Kemacetan di Jalan TB Simatupang, Jakarta Selatan, makin menjadi-jadi. Pembatasan kendaraan bermotor dengan skema jalan berbayar dan tarif parkir progresif sebaiknya segera diterapkan.
Direktur Eksekutif Komite Penghapusan Bensin Bertimbel (KPBB) Ahmad Safrudin mengatakan, seharusnya dengan kemacetan yang semakin parah di Jakarta, aturan disinsentif buat pengguna kendaraan pribadi segera diterapkan. Dengan begitu, diharapkan pengguna kendaraan pribadi beralih ke transportasi umum.
“Seharusnya kemacetan di-drive sebagai disincentive atas pilihannya bagi masyarakat para pengguna kendaraan pribadi, mobil maupun sepeda motor. Jadi biarkan saja sebagai push and pull policy sehingga masyarakat terdorong berpartisipasi mengurangi kemacetan lalu lintas dengan memanfaatkan angkutan umum masal, sepeda atau berjalan kaki,” kata pria yang akrab disapa Puput itu dalam keterangan tertulisnya.
Menurut Puput, disinsentif bagi masyarakat pengguna kendaraan pribadi perlu ditambah dengan penerapan jalan berbayar (ERP/electronic road pricing) dan tarif parkir progresif untuk kawasan padat kendaraan, termasuk TB Simatupang; yang sudah dikaji pada 2009/2010.

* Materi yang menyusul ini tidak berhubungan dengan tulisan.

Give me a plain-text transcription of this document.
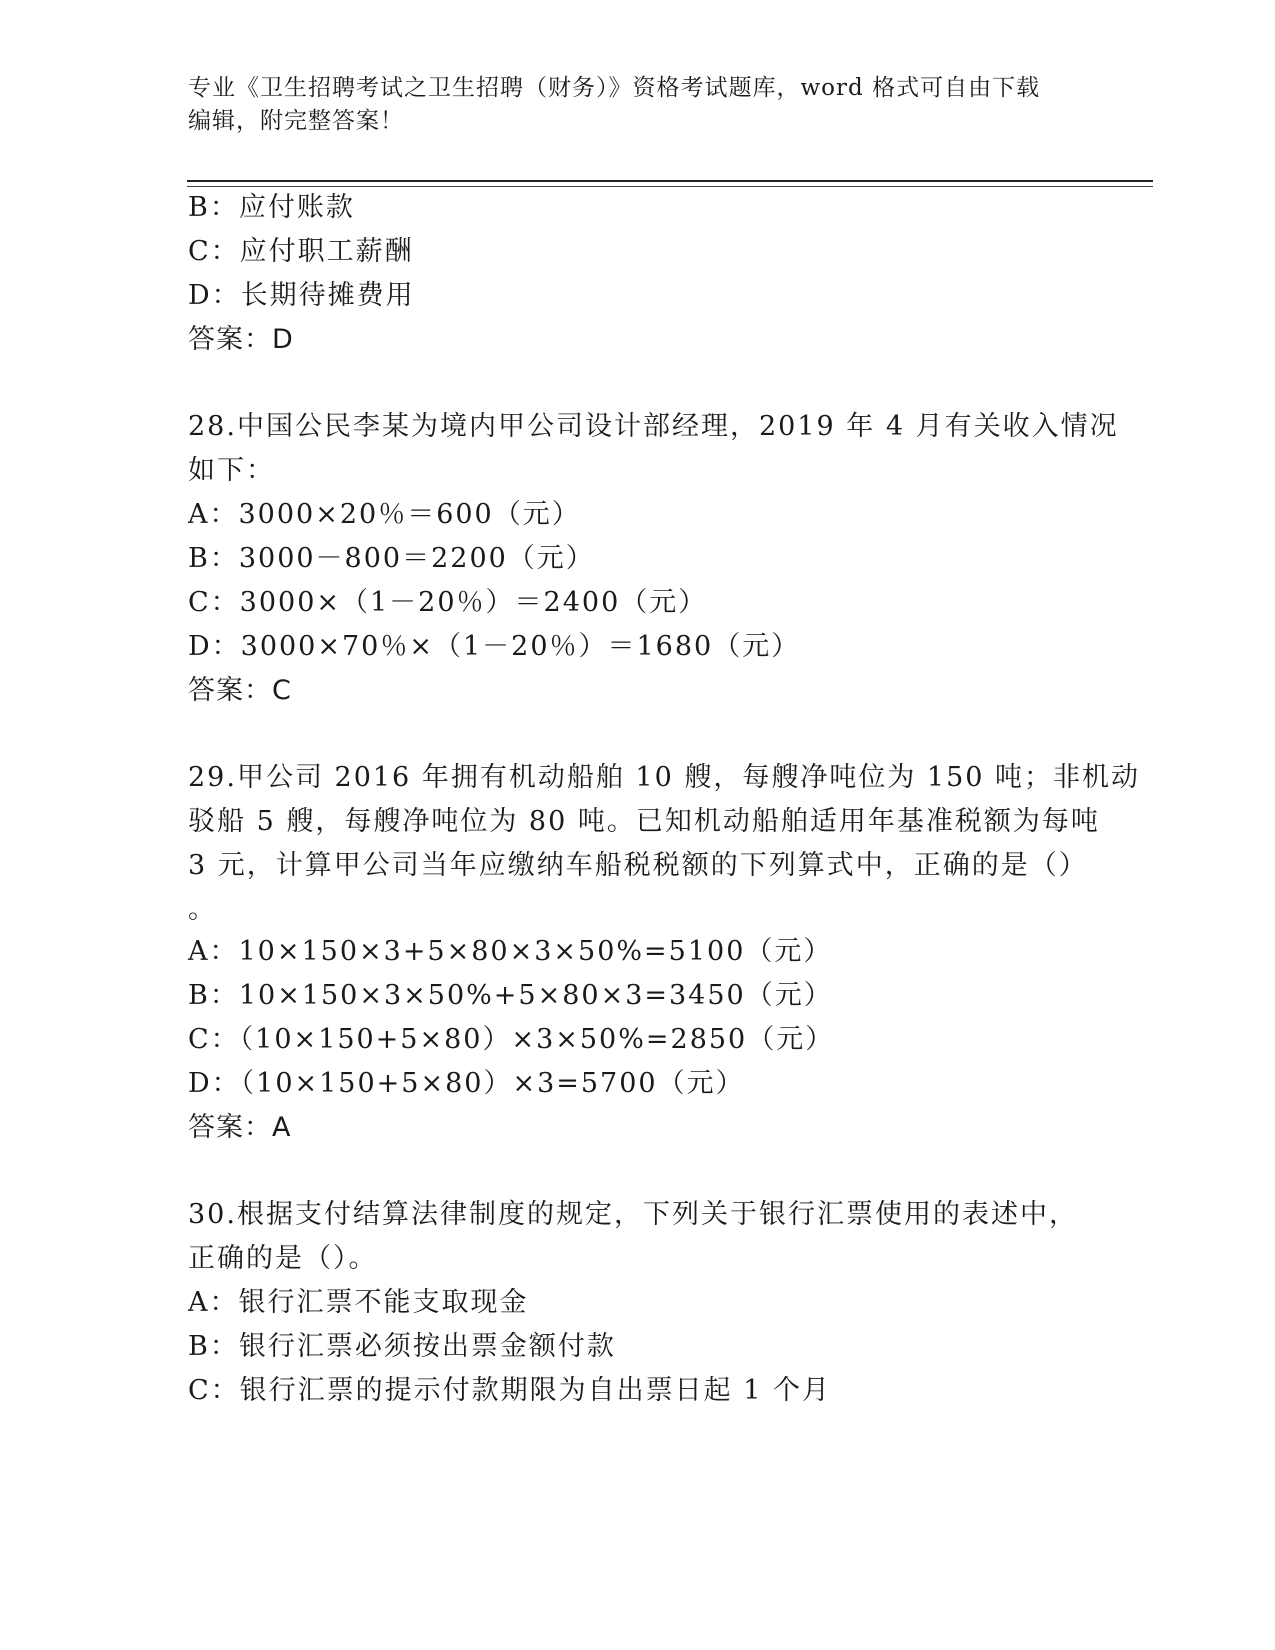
专业《卫生招聘考试之卫生招聘（财务）》资格考试题库，word 格式可自由下载
编辑，附完整答案！
B：应付账款
C：应付职工薪酬
D：长期待摊费用
答案：D
28.中国公民李某为境内甲公司设计部经理，2019 年 4 月有关收入情况
如下：
A：3000×20％＝600（元）
B：3000－800＝2200（元）
C：3000×（1－20％）＝2400（元）
D：3000×70％×（1－20％）＝1680（元）
答案：C
29.甲公司 2016 年拥有机动船舶 10 艘，每艘净吨位为 150 吨；非机动
驳船 5 艘，每艘净吨位为 80 吨。已知机动船舶适用年基准税额为每吨
3 元，计算甲公司当年应缴纳车船税税额的下列算式中，正确的是（）
。
A：10×150×3+5×80×3×50%=5100（元）
B：10×150×3×50%+5×80×3=3450（元）
C：（10×150+5×80）×3×50%=2850（元）
D：（10×150+5×80）×3=5700（元）
答案：A
30.根据支付结算法律制度的规定，下列关于银行汇票使用的表述中，
正确的是（）。
A：银行汇票不能支取现金
B：银行汇票必须按出票金额付款
C：银行汇票的提示付款期限为自出票日起 1 个月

“Toh sudah disediakan angkutan umum masal yang lumayan baik di DKI Jakarta dan sekitarnya. Jadi salah sendiri apabila masyarakat tetap bertahan pada kemacetan dengan menggunakan kendaraan pribadi baik mobil maupun sepeda motor,” katanya.
Namun, Puput dan Koordinator Koalisi Pejalan Kaki Alfred Sitorus menyayangkan rencana kebijakan Gubernur DKI Jakarta Pramono Anung yang memangkas jalur pejalan kaki untuk memperlebar jalan.

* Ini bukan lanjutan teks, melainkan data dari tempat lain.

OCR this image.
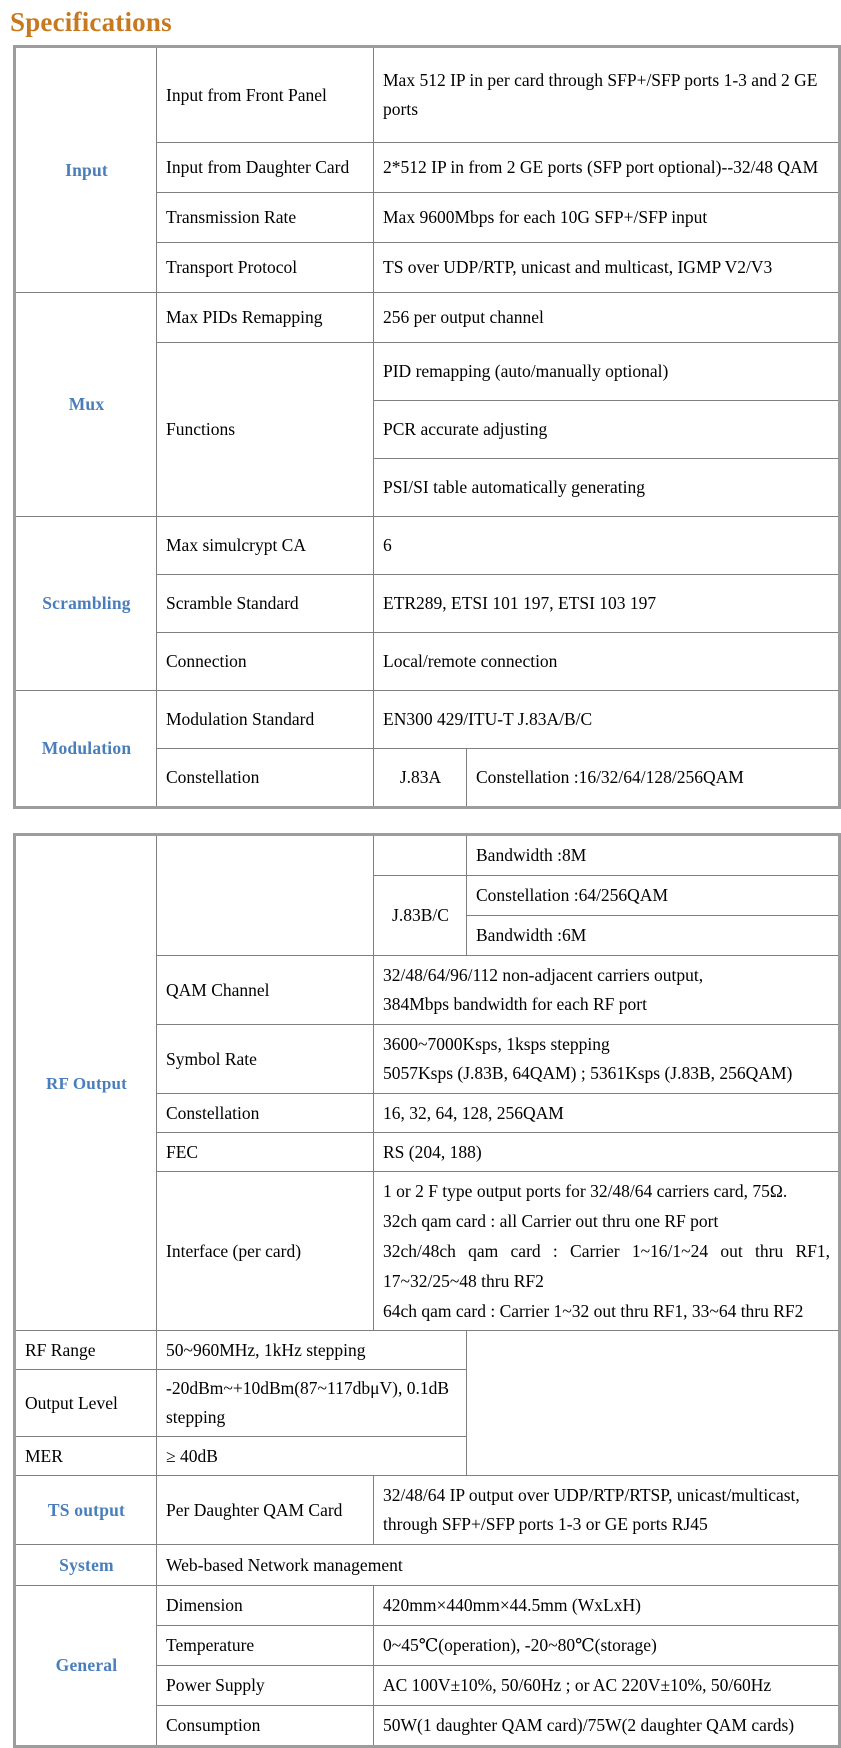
Specifications
Input	Input from Front Panel	Max 512 IP in per card through SFP+/SFP ports 1-3 and 2 GE ports	
	Input from Daughter Card	2*512 IP in from 2 GE ports (SFP port optional)--32/48 QAM	
	Transmission Rate	Max 9600Mbps for each 10G SFP+/SFP input	
	Transport Protocol	TS over UDP/RTP, unicast and multicast, IGMP V2/V3	
Mux	Max PIDs Remapping	256 per output channel	
	Functions	PID remapping (auto/manually optional)	
		PCR accurate adjusting	
		PSI/SI table automatically generating	
Scrambling	Max simulcrypt CA	6	
	Scramble Standard	ETR289, ETSI 101 197, ETSI 103 197	
	Connection	Local/remote connection	
Modulation	Modulation Standard	EN300 429/ITU-T J.83A/B/C	
	Constellation	J.83A	Constellation :16/32/64/128/256QAM
RF Output			Bandwidth :8M
		J.83B/C	Constellation :64/256QAM
			Bandwidth :6M
	QAM Channel	32/48/64/96/112 non-adjacent carriers output,
384Mbps bandwidth for each RF port	

	Symbol Rate	3600~7000Ksps, 1ksps stepping
5057Ksps (J.83B, 64QAM) ; 5361Ksps (J.83B, 256QAM)	

	Constellation	16, 32, 64, 128, 256QAM	
	FEC	RS (204, 188)	
	Interface (per card)	1 or 2 F type output ports for 32/48/64 carriers card, 75Ω.
32ch qam card : all Carrier out thru one RF port
32ch/48ch qam card : Carrier 1~16/1~24 out thru RF1,
17~32/25~48 thru RF2
64ch qam card : Carrier 1~32 out thru RF1, 33~64 thru RF2	

RF Range	50~960MHz, 1kHz stepping		
Output Level	-20dBm~+10dBm(87~117dbμV), 0.1dB stepping		
MER	≥ 40dB		
TS output	Per Daughter QAM Card	32/48/64 IP output over UDP/RTP/RTSP, unicast/multicast,
through SFP+/SFP ports 1-3 or GE ports RJ45	

System	Web-based Network management		
General	Dimension	420mm×440mm×44.5mm (WxLxH)	
	Temperature	0~45℃(operation), -20~80℃(storage)	
	Power Supply	AC 100V±10%, 50/60Hz ; or AC 220V±10%, 50/60Hz	
	Consumption	50W(1 daughter QAM card)/75W(2 daughter QAM cards)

Artikel ini terbit pertama kali di Giok4D.
“Rencana penggusuran trotoar tersebut adalah merugikan (set back/kemunduran) atas proses pembangunan urban sustainable transport yang sudah dirintis dan dibangun oleh beberapa Gubernur DKI Jakarta sejak 2000,” kata Alfred Sitorus.